Pierce cogió las gafas de sol de encima del monitor y se las puso. Hacía tan sólo unos días quería deshacerse de ella, en ese momento no podía evitar su mirada de desaprobación.

– Mónica, puedes hacer lo que quieras -dijo mientras miraba la pantalla apagada del ordenador-, pero creo que tienes una idea equivocada de mí.

– Gracias. Hablaré con Charlie. Y aquí está tu correo.

Y se fue, cerrando la puerta tras de sí.

Pierce continuó balanceándose lentamente en la silla, mirando la pantalla en blanco a través de unas gafas oscuras. Pronto se disipó la ardiente humillación y empezó a sentir rabia de nuevo. Rabia hacia Mónica, por no entenderle. Rabia por el apuro en el que estaba metido y por sí mismo.

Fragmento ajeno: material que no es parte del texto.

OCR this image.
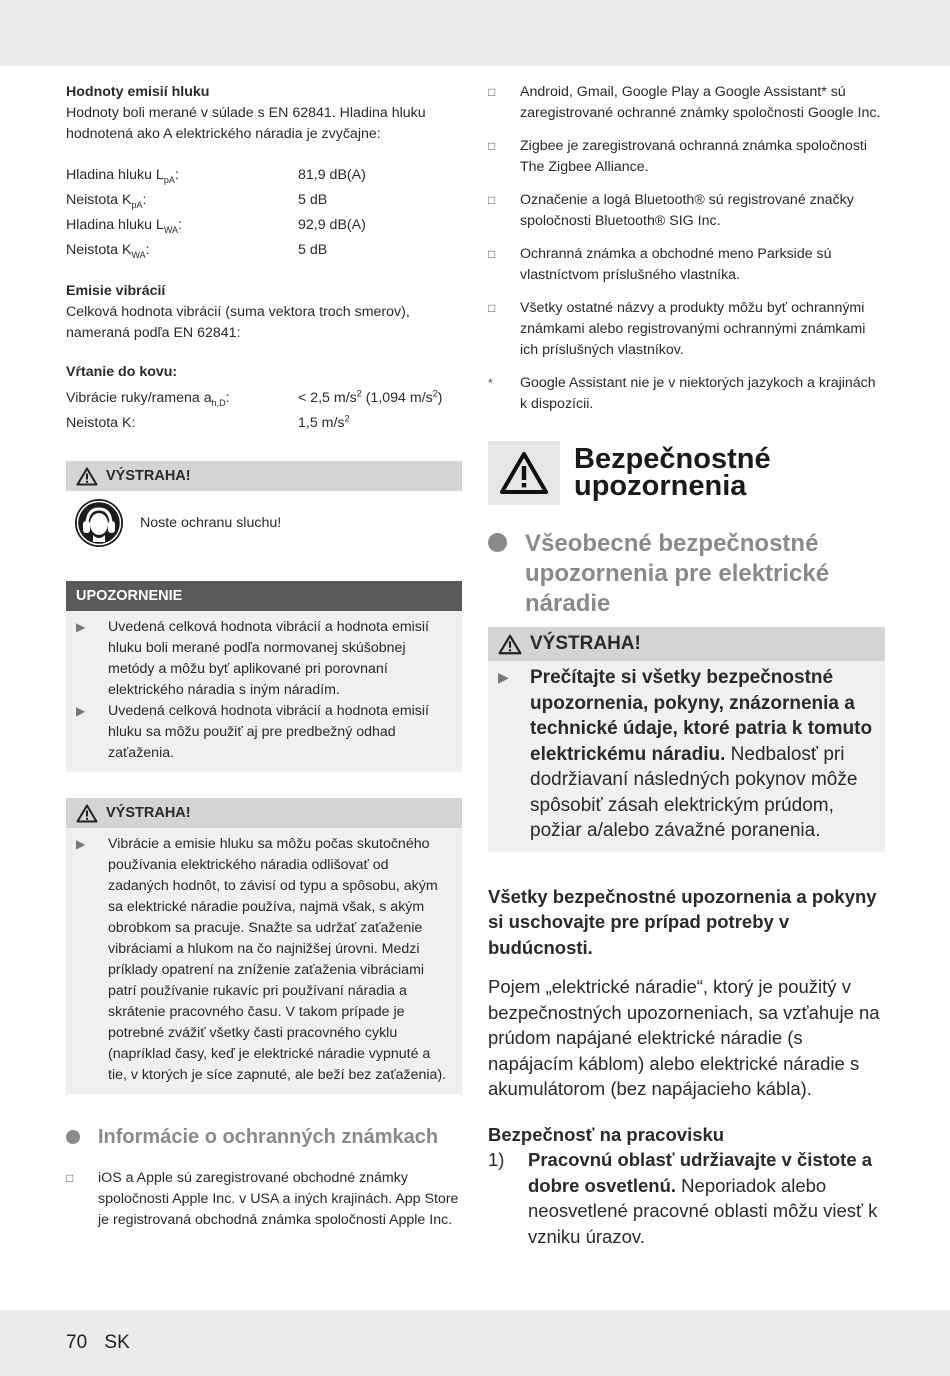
Hodnoty emisií hluku

Hodnoty boli merané v súlade s EN 62841. Hladina hluku hodnotená ako A elektrického náradia je zvyčajne:

Hladina hluku $L_{pA}$:	81,9 dB(A)
Neistota $K_{pA}$:	5 dB
Hladina hluku $L_{WA}$:	92,9 dB(A)
Neistota $K_{WA}$:	5 dB

Emisie vibrácií

Celková hodnota vibrácií (suma vektora troch smerov), nameraná podľa EN 62841:

Vŕtanie do kovu:

Vibrácie ruky/ramena $a_{h,D}$:	< 2,5 $m/s^2$ (1,094 $m/s^2$)
Neistota K:	1,5 $m/s^2$
VÝSTRAHA!
Noste ochranu sluchu!
UPOZORNENIE
▶	Uvedená celková hodnota vibrácií a hodnota emisií hluku boli merané podľa normovanej skúšobnej metódy a môžu byť aplikované pri porovnaní elektrického náradia s iným náradím.
▶	Uvedená celková hodnota vibrácií a hodnota emisií hluku sa môžu použiť aj pre predbežný odhad zaťaženia.
VÝSTRAHA!
▶	Vibrácie a emisie hluku sa môžu počas skutočného používania elektrického náradia odlišovať od zadaných hodnôt, to závisí od typu a spôsobu, akým sa elektrické náradie používa, najmä však, s akým obrobkom sa pracuje. Snažte sa udržať zaťaženie vibráciami a hlukom na čo najnižšej úrovni. Medzi príklady opatrení na zníženie zaťaženia vibráciami patrí používanie rukavíc pri používaní náradia a skrátenie pracovného času. V takom prípade je potrebné zvážiť všetky časti pracovného cyklu (napríklad časy, keď je elektrické náradie vypnuté a tie, v ktorých je síce zapnuté, ale beží bez zaťaženia).
Informácie o ochranných známkach
□	iOS a Apple sú zaregistrované obchodné známky spoločnosti Apple Inc. v USA a iných krajinách. App Store je registrovaná obchodná známka spoločnosti Apple Inc.
□	Android, Gmail, Google Play a Google Assistant* sú zaregistrované ochranné známky spoločnosti Google Inc.
□	Zigbee je zaregistrovaná ochranná známka spoločnosti The Zigbee Alliance.
□	Označenie a logá Bluetooth® sú registrované značky spoločnosti Bluetooth® SIG Inc.
□	Ochranná známka a obchodné meno Parkside sú vlastníctvom príslušného vlastníka.
□	Všetky ostatné názvy a produkty môžu byť ochrannými známkami alebo registrovanými ochrannými známkami ich príslušných vlastníkov.
*	Google Assistant nie je v niektorých jazykoch a krajinách k dispozícii.
Bezpečnostné
upozornenia
Všeobecné bezpečnostné upozornenia pre elektrické náradie
VÝSTRAHA!
▶	Prečítajte si všetky bezpečnostné upozornenia, pokyny, znázornenia a technické údaje, ktoré patria k tomuto elektrickému náradiu. Nedbalosť pri dodržiavaní následných pokynov môže spôsobiť zásah elektrickým prúdom, požiar a/alebo závažné poranenia.

Všetky bezpečnostné upozornenia a pokyny si uschovajte pre prípad potreby v budúcnosti.

Pojem „elektrické náradie“, ktorý je použitý v bezpečnostných upozorneniach, sa vzťahuje na prúdom napájané elektrické náradie (s napájacím káblom) alebo elektrické náradie s akumulátorom (bez napájacieho kábla).

Bezpečnosť na pracovisku

1)	Pracovnú oblasť udržiavajte v čistote a dobre osvetlenú. Neporiadok alebo neosvetlené pracovné oblasti môžu viesť k vzniku úrazov.
70 SK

Estiró el brazo para volver a encender la pantalla y apareció de nuevo la foto. Lucy y Lilly juntas. Examinó la cera que se solidificaba en la piel de Lucy, una gota congelada colgando de un pezón erecto. Para ellas había sido un trabajo, una cita. Nunca se habían visto antes de que se plasmara ese momento.

Examinó la expresión de ambas mujeres, el contacto visual que compartían, y no vio rastro de la actuación que sabía que era. En sus caras parecía real y eso fue lo que le provocó excitación. El castillo y todo lo demás eran fáciles de imitar, pero las caras no. No, las caras contaban a quien las veía una historia diferente. Decían quién estaba controlando y quién era manipulado, quién estaba encima y quién debajo.

Pierce miró la foto durante largo rato y luego miró cada una de las fotos de la serie antes de apagar el ordenador.